Día 16 – Necesitándose el uno al otro
Capítulo 16:
A veces no puedes hacer mucho
Dean se deslizó dentro de su cama alrededor de las 1 am y suspiró satisfecho cuando se hundió en la almohada. El sueño comenzó a cantarle como una sirena, y él estuvo a punto de sucumbir cuando escuchó crujir la puerta principal. Se congeló y se esforzó por escuchar, pero no pudo oír nada más que el susurro de la ropa.
Maldiciendo en silencio, se empujó a sí mismo fuera de la cama y estiró el brazo bajo ella para agarrar el bate que mantenía ahí solo por si acaso algo como esto sucedía. Dio pasos silenciosos fuera de la habitación y echó un vistazo a la entrada, donde pudo dilucidar la figura de alguien en su recibidor.
"¡Quédate donde estás!" gritó Dean enojadamente, sosteniendo el bate bien arriba en una posición de ataque.
La persona saltó y gritó por la sorpresa, entonces se estrelló contra el muro y cayó.
"¡Mierda!" exclamó la persona.
Dean se detuvo. "¿Cas?"
Encendió la luz de un tirón. Efectivamente, Cas estaba tumbado en el suelo, luciendo muy asustado. Dean bajó el bate y sacudió su cabeza.
"Aw, Cas, lo siento," dijo, frotándose los ojos. "Pensé que era un ladrón o algo."
Cas asintió lentamente y entonces sus labio comenzó a temblar, y de repente rompió en llanto, poniendo temblorosas manos sobre su rostro.
"Oh, nene," dijo Dean alarmado, dejando caer el bate y arrodillándose a un lado de Cas. "Lo siento, No quise-"
"No es eso," dijo Cas suavemente, su voz temblando. "Es… es Ana…"
"Shh," tranquilizó Dean. Se sentó en el suelo y puso su espalda contra el muro, tomando a Cas entre sus brazos. "¿Ella está bien? ¿Qué sucedió?"
Cas presionó su rostro en el cuello de Dean y curvó sus dedos en su camisa. "Ella… oh, dios…"
"Está bien," dijo Dean, abrazándolo apretadamente. "Estoy aquí, nene, yo-"
Cas dejó salir un llanto estrangulado y sus rodillas se acercaron hasta su pecho.

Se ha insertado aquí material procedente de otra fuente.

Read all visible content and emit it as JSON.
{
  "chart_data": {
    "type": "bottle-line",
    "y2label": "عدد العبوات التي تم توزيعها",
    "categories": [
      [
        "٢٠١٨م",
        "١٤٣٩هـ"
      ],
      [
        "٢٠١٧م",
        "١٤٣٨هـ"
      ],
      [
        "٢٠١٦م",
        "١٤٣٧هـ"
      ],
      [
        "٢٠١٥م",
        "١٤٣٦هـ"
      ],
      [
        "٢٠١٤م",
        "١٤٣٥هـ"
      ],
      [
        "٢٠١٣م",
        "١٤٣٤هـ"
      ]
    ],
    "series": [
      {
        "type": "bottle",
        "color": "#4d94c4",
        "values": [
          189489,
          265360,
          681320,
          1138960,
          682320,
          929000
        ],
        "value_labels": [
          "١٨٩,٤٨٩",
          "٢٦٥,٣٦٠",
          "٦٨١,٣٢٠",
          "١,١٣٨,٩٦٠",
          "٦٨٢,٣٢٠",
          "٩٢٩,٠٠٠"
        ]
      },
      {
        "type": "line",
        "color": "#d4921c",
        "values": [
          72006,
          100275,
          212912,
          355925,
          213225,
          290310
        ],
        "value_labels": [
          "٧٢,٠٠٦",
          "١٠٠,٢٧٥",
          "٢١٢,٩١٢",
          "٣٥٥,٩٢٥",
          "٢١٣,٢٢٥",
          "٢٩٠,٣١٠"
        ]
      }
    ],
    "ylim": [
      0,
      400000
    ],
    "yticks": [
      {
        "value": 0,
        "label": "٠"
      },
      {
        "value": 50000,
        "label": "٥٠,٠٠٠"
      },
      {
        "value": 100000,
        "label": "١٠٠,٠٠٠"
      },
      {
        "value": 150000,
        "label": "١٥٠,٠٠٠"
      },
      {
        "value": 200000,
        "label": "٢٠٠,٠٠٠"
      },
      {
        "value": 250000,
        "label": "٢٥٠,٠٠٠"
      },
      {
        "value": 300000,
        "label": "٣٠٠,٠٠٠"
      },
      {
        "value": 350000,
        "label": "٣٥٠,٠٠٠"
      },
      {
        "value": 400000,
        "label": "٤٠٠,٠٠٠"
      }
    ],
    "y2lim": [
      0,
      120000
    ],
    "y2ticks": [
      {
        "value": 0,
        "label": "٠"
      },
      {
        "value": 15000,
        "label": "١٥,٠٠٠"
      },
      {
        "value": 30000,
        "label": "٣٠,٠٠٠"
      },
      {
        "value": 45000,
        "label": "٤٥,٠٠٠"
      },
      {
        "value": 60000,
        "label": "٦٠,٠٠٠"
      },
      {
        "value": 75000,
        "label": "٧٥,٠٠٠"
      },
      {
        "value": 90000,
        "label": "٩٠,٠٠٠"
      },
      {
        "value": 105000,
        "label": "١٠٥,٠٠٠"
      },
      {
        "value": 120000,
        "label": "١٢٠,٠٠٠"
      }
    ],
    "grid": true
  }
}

Dean sintió su corazón saltar del terror. Frotó el hombro de Cas gentilmente e intentó tragar con el enorme bulto creciente en su garganta.
"Ella… ella está-"
"Perdió el bebé," murmuró Cas. "T-Thomas me llamó. Yo… yo fui, pero ella… ella ya no hablaba con nadie. Ella no hablaba conmigo y yo solo te necesitaba porque-" se rompió.
Dean cerró sus ojos mientras las lágrimas le escocían y se enroscó en torno a Cas. Anna y su novio Thomas habían anunciado su embarazo solo hace dos meses atrás. Habían estado tratando por un tiempo, y ahora-
"Ella solo… ella solo quería un bebé," sollozó Cas sin ningún tapujo ahora, temblando en los brazos de Dean. "¿Por qué ella no p-pudo tener un bebé?"
"No lo sé, Cas," susurró Dean, una lágrima rodando por su mejilla. "A veces el mundo solo no es justo."
"Ella s-solo quería un b-b-bebé," repitió Cas, atascado en un circuito, la agonía por la pérdida de su hermana rasgándolo. "Oh, dios, por qué… solo un bebé… eso es- eso es todo…"
Dean no podía hacer nada por él. No podía hacer nada por Anna, nada por Thomas, nada por el niño que no había podido tener una vida.
Así que sostuvo a Cas y tarareó 'Hey, Jude' bajo su aliento, porque era todo lo que sentía que podía hacer, todo de lo que era capaz. Y entonces Cas finalmente se desmayó del cansancio. Él lo cargó hasta la cama y lo sostuvo un poco más.